JVP General Secretary Tilvin Silva yesterday ruled out the possibility of future talks with the dissidents. He said reconciliation was not possible as the rival group had turned violent. He denied knowledge of anyone called Premkumar Gunaratnam or Kumar Mahattaya. "We have never had talks with anyone by that name," Silva said.

The JVP’s rank and file would be apprised of the situation, the General Secretary said. "Some of our leaders have already fanned out to different parts of the country to meet party activists."

The dissident group leaders, too, have launched a programme to woo the party’s grassroots level leaders. A spokesman for the rebel group said that his faction would expose the Amerasinghe group for what it had done in the name of revolution.

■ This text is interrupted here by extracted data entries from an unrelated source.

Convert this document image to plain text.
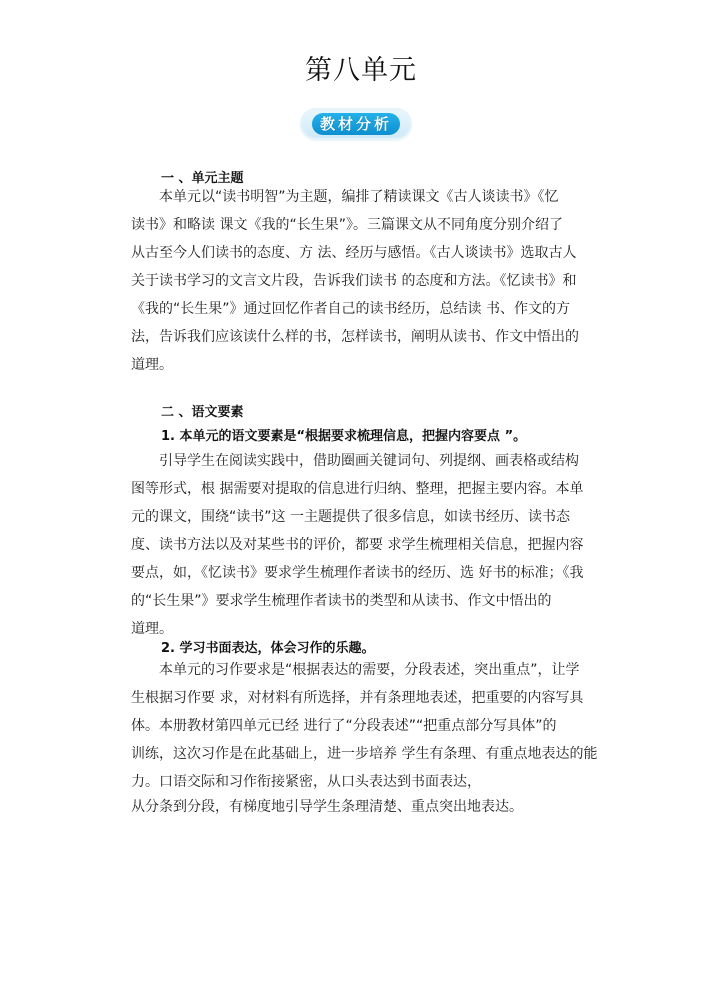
第八单元
教材分析
一 、单元主题
本单元以“读书明智”为主题，编排了精读课文《古人谈读书》《忆
读书》和略读 课文《我的“长生果”》。三篇课文从不同角度分别介绍了
从古至今人们读书的态度、方 法、经历与感悟。《古人谈读书》选取古人
关于读书学习的文言文片段，告诉我们读书 的态度和方法。《忆读书》和
《我的“长生果”》通过回忆作者自己的读书经历，总结读 书、作文的方
法，告诉我们应该读什么样的书，怎样读书，阐明从读书、作文中悟出的
道理。
二 、语文要素
1. 本单元的语文要素是“根据要求梳理信息，把握内容要点 ”。
引导学生在阅读实践中，借助圈画关键词句、列提纲、画表格或结构
图等形式，根 据需要对提取的信息进行归纳、整理，把握主要内容。本单
元的课文，围绕“读书”这 一主题提供了很多信息，如读书经历、读书态
度、读书方法以及对某些书的评价，都要 求学生梳理相关信息，把握内容
要点，如，《忆读书》要求学生梳理作者读书的经历、选 好书的标准；《我
的“长生果”》要求学生梳理作者读书的类型和从读书、作文中悟出的
道理。
2. 学习书面表达，体会习作的乐趣。
本单元的习作要求是“根据表达的需要，分段表述，突出重点”，让学
生根据习作要 求，对材料有所选择，并有条理地表述，把重要的内容写具
体。本册教材第四单元已经 进行了“分段表述”“把重点部分写具体”的
训练，这次习作是在此基础上，进一步培养 学生有条理、有重点地表达的能
力。口语交际和习作衔接紧密，从口头表达到书面表达，
从分条到分段，有梯度地引导学生条理清楚、重点突出地表达。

Meanwhile, the Lanka newspaper (of 25 Sept) was printed at a different press despite an order by the JVP media secretary Vijitha Hearth, MP to suspend its publication until further notice. When the distribution of the paper commenced, Sunil Watagala, one of the directors of the paper, lodged a complaint with the Grandpass Police claiming that it was illegal for a third party to use the name of the paper. He sought police intervention to stop the distribution of the paper.

The police raided a distribution centre in Grandpass in the wee hours of yesterday seized all copies of the paper they found there. However, by that time, the dissidents had managed to dispatch the paper to some areas. Around noon, the Ministry of Defence ordered the police not to get involved in the JVP dispute and to release the papers in custody.

The police said since the paper did not carry the imprint of the Lanka Fast Publishing Pvt Ltd, the copies of the paper in their custody had been returned to its Managing Director Venura Herath, who was subsequently arrested for assault.